Bray felt the jogging bodies all round him and smelled the sweat and dust; more of the men recognized him than knew Aleke. Eyes on him: a contraction of inevitability, flash of exposure—as if his commitment to Shinza, his real place in all this instead of the image of himself as the neutral support of Aleke, were bared a moment for those who could see. But the habit of authority was instinctive. He and Aleke broke through the front ranks of the men just at the market and strode backwards a few paces, their hands raised in perfect accord. The singing died; the men in front stood, and those behind came on, closing. They spilled so that Aleke and Bray were surrounded, but in a clear space, among small piles of drought—wizened vegetables and dried fish. One old woman was trapped there with them at her pitch and sat without moving, horny legs drawn up under her cloth. Aleke began to speak. His arms were folded across his big chest. When the men pressed forward to hear he broke through them again and jumped on a home-made stall, standing among peanuts and manioc. It creaked but held; his strong good-humoured voice neither bullied nor pleaded. He said he knew why they had come: they were worried about their relations. But he promised that everything was being done to stop the burning and fighting. If they took it on themselves to try and stop it they would make things worse for their relations. If they would go back the way they came he would personally guarantee that they would not be arrested or molested….

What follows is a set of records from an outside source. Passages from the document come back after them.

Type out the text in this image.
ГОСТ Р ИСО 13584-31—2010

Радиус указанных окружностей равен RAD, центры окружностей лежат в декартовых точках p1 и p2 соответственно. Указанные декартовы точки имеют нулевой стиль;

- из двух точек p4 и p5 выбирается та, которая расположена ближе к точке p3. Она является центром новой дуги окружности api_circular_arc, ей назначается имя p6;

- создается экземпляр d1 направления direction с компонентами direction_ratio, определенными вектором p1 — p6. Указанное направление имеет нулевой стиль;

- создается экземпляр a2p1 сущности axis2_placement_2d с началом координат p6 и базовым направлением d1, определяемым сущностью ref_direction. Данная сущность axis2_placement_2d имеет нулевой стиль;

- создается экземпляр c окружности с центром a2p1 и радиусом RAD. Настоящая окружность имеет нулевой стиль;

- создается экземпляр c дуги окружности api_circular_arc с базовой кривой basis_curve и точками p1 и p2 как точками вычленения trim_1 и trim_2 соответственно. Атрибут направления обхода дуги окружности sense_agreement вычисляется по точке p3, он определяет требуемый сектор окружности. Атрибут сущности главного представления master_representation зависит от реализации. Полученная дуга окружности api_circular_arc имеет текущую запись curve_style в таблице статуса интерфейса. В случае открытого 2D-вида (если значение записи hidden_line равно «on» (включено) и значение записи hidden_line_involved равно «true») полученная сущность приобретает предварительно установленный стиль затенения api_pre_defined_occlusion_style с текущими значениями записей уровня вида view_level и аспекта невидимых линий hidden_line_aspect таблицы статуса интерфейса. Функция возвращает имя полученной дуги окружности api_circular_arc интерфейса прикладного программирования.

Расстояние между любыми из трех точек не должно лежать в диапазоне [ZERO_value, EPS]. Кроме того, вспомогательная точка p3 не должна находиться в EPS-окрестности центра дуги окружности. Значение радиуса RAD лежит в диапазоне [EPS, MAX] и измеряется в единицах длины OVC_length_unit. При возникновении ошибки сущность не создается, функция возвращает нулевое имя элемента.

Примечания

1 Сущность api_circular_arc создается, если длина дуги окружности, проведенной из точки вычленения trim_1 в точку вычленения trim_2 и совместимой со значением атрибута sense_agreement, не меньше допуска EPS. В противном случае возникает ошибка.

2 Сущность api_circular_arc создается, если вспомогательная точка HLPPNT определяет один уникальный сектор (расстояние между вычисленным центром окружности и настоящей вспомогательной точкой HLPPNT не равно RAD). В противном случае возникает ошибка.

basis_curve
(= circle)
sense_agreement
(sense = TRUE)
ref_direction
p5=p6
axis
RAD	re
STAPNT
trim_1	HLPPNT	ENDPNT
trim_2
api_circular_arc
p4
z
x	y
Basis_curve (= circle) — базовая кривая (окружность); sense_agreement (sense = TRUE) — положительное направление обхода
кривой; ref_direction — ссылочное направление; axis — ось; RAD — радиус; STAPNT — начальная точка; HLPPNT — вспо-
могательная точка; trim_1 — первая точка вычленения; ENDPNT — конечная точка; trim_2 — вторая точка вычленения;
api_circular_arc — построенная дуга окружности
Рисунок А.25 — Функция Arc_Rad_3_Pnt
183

He knew and they knew that he could promise nothing of the sort. But they believed he would try; and their purpose, unsure of its proper expression, wavered, comforted, before his command. The tension dissolved as he moved talking among the men, and the people in the market broke into discussion, peering and pointing. Bray said, “Get them back to the golf course. Out of here as quickly as possible. But it would be safer to manage it in groups. And they must avoid the main street.” There were about a hundred and fifty men; difficult not to alter by too obvious a taking over of the authority of the leaders, the atmosphere of consent rather compliance that Aleke had managed to create.

“Shall we go with them ourselves?” Aleke and he stood as if in a crowd coming out of a football match, sweat streaming down their faces, the market flies settling everywhere. Aleke wanted above all to avoid any encounter with the police. Then with a touch of old easy
confidence: “I'm going to look a damn fool, stepping it out in front.”